1.9.08

VISÃO PRAGMÁTICA

Apenas ele na sala da redacção. Entra ela e diz:
- Boa tarde. Eu sou da agência de publicidade X e venho buscar o material para a contracapa.
- Boas, faça o favor de se sentar que eu estou precisamente a ultimar os textos de rodapé.
- Obrigado.

Um instante de silêncio, quebrado por ele com um tom simpático:
- Então, e que tal lhe tem corrido o dia?
- Bem, felizmente. E o seu?
- Uma maravilha. E parece ter tendência para melhorar.
- Ah sim? Sorte a sua.
- Eu também acredito na sorte, sabe? Por exemplo, assim que entrou ocorreu-me a feliz ideia de lhe perguntar se tem planos para o jantar de hoje…

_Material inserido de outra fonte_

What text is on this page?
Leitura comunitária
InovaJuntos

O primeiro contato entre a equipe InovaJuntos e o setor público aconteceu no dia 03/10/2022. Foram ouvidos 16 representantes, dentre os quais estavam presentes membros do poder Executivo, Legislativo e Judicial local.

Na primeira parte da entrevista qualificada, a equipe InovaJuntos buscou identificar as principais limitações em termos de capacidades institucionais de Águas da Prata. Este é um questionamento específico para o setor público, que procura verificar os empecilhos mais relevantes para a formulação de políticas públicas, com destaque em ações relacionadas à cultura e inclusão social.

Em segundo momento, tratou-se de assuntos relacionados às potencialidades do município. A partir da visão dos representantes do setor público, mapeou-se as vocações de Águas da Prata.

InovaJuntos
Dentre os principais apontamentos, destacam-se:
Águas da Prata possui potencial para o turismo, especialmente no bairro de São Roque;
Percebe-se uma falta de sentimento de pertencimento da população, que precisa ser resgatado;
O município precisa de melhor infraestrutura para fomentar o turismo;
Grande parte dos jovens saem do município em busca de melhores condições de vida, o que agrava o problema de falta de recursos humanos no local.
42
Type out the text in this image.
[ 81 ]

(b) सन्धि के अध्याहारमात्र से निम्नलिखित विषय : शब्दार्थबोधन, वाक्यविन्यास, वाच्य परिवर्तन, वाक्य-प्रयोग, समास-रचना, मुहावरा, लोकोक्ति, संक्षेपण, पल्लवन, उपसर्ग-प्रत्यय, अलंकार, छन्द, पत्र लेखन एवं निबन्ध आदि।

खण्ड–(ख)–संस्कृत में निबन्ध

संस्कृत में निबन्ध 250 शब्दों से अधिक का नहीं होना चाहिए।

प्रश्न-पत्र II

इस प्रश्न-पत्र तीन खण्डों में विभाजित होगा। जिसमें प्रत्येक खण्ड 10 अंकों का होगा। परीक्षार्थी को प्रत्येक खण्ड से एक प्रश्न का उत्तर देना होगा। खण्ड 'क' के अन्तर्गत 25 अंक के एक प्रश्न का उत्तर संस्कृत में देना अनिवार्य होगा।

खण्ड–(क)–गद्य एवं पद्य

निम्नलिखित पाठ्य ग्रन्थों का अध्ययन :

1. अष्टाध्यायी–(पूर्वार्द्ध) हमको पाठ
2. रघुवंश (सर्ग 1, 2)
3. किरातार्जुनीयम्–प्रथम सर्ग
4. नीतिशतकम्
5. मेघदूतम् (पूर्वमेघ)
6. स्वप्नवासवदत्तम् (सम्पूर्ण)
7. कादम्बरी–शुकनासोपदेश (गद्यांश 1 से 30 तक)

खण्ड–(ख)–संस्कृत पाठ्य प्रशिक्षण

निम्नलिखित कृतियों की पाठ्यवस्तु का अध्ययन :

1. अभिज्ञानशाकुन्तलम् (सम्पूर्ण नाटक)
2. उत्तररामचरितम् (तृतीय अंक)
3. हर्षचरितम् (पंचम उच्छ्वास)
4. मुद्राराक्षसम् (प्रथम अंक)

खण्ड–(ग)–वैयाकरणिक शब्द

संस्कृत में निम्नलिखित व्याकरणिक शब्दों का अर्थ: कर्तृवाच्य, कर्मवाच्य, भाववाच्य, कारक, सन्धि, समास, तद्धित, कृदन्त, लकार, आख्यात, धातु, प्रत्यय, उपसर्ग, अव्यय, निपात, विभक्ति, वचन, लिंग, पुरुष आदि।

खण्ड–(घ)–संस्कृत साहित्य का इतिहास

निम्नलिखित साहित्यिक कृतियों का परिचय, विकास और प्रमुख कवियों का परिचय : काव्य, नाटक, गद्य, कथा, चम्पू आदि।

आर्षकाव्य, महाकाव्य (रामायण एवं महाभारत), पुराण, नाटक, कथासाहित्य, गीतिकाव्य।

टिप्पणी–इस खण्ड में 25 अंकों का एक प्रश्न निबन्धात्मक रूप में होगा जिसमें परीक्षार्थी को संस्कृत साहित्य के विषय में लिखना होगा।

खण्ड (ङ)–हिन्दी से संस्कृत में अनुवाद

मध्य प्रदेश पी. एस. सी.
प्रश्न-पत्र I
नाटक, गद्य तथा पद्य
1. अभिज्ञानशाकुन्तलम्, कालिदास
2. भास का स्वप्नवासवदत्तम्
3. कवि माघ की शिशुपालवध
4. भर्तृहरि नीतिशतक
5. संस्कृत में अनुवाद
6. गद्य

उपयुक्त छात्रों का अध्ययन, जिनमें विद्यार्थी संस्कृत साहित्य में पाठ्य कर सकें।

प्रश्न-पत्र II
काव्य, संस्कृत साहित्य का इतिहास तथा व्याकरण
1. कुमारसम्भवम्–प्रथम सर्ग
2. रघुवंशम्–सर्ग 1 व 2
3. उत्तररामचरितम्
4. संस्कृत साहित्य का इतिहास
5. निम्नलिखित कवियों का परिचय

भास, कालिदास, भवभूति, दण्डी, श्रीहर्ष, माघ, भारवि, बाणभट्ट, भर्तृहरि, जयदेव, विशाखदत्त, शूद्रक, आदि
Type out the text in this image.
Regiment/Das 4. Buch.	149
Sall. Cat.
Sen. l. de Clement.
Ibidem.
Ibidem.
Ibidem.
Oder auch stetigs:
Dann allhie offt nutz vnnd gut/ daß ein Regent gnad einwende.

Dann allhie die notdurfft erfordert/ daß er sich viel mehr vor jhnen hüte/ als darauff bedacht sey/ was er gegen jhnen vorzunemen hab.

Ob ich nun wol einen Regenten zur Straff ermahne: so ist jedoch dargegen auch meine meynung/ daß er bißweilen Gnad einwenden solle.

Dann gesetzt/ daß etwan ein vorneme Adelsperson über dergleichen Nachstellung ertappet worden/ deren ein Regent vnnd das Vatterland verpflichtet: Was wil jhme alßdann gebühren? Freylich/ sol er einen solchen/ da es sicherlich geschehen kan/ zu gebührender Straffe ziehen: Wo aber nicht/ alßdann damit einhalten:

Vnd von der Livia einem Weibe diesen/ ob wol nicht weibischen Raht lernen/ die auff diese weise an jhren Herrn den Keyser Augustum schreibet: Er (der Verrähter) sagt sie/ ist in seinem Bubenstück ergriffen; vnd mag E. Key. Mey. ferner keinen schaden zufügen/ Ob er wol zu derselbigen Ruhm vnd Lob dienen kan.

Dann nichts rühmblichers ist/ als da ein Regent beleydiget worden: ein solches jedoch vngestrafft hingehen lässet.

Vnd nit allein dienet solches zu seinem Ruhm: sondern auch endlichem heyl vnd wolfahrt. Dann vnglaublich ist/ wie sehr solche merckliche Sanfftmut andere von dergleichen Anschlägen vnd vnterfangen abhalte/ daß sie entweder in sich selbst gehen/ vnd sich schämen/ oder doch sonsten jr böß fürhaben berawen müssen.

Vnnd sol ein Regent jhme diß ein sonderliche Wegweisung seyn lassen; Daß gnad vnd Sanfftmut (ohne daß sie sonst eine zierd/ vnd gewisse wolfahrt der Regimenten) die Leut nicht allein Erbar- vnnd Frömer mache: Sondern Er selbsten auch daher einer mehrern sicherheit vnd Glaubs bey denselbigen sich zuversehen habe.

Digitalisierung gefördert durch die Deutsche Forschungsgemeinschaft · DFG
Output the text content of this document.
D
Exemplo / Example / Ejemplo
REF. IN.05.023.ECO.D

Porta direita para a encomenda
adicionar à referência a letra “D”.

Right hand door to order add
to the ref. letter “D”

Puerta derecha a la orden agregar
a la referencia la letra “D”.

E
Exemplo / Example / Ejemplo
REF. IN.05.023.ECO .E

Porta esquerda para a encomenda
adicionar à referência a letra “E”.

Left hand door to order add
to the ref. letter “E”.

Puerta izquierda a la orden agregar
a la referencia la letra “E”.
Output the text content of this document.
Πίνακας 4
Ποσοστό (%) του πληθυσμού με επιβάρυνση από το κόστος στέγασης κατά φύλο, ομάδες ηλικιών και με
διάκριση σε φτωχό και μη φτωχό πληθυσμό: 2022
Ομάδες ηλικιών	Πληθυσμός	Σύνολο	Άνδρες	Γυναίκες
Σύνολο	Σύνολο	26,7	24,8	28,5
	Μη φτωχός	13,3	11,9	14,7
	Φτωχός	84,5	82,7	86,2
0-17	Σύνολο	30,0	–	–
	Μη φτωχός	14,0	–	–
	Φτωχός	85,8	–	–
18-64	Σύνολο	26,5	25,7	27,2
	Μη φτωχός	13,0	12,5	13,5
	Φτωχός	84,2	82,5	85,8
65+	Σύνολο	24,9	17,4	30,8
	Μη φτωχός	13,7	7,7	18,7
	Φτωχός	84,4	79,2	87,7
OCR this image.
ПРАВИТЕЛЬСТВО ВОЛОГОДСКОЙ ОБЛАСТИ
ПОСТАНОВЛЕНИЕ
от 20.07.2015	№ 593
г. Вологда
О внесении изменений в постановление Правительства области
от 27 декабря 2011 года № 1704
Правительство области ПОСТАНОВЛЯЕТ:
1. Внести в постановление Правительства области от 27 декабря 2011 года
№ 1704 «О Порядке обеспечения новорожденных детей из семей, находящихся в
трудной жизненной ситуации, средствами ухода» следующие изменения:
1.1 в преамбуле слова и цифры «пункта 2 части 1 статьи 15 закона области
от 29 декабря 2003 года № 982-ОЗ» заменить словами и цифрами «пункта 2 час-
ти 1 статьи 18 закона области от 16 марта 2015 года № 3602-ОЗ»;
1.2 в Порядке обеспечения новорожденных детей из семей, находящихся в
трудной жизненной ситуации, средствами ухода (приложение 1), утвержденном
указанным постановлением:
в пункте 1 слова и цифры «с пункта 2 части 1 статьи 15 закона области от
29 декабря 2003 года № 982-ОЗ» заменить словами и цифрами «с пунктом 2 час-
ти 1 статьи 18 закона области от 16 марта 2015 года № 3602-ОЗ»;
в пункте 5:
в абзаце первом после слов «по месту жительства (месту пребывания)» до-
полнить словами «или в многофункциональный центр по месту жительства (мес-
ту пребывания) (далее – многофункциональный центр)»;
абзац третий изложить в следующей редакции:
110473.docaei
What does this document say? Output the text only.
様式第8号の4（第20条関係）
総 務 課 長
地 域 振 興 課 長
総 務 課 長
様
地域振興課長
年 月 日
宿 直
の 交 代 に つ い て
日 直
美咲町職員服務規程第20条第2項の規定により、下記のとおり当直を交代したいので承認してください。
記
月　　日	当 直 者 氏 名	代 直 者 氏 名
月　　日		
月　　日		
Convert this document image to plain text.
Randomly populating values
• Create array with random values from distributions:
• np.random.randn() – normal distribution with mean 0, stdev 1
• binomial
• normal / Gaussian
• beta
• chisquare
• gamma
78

Um sorriso dela, uma pausa no diálogo e a sua reacção:
- Porque perguntaria tal coisa? Acabámos de nos ver pela primeira vez, somos desconhecidos…
- Podia fabricar num instante uma data de pretextos, mas esse argumento obriga-me a ser frontal. Foi a conjugação da minha disponibilidade com o facto de a sua aparência física me ter feito sentir tentado a arriscar a hipótese de passar um tempo de qualidade com uma pessoa tão bonita assim.
Além disso, referiu que somos desconhecidos e tem toda a razão. Mas se eu não criar as condições para ultrapassarmos essa limitação ela não desaparecerá. E eu lamentaria não ter tomado alguma iniciativa nesse sentido.
Foi tudo isso mais a fé na sorte de que falávamos há pouco…
- Desculpe a questão mas falou da aparência física e eu gostava, só por curiosidade, de saber se existiu algum aspecto em que tenha prendido mais a sua atenção…

Ele engole em seco, recupera a compostura em escassos segundos e avança com a resposta depois de passar de forma discreta mas perceptível a vista pelo peito avantajado da morena deslumbrante:
- Gostei do seu olhar, da forma como trinca o lábio inferior e do tom da sua pele. E creio que me poupará a incluir também o óbvio neste resumo, somos crescidos e não duvido que o saberá tão bem como eu.
- E o que espera de mim ao longo (e depois) dessa refeição?
- Espero uma pessoa com a mesma vontade que eu tenho de fazer valer a pena o tempo investido na ocasião.
- E isso implica o quê?
- Tudo aquilo que a ocasião possa proporcionar.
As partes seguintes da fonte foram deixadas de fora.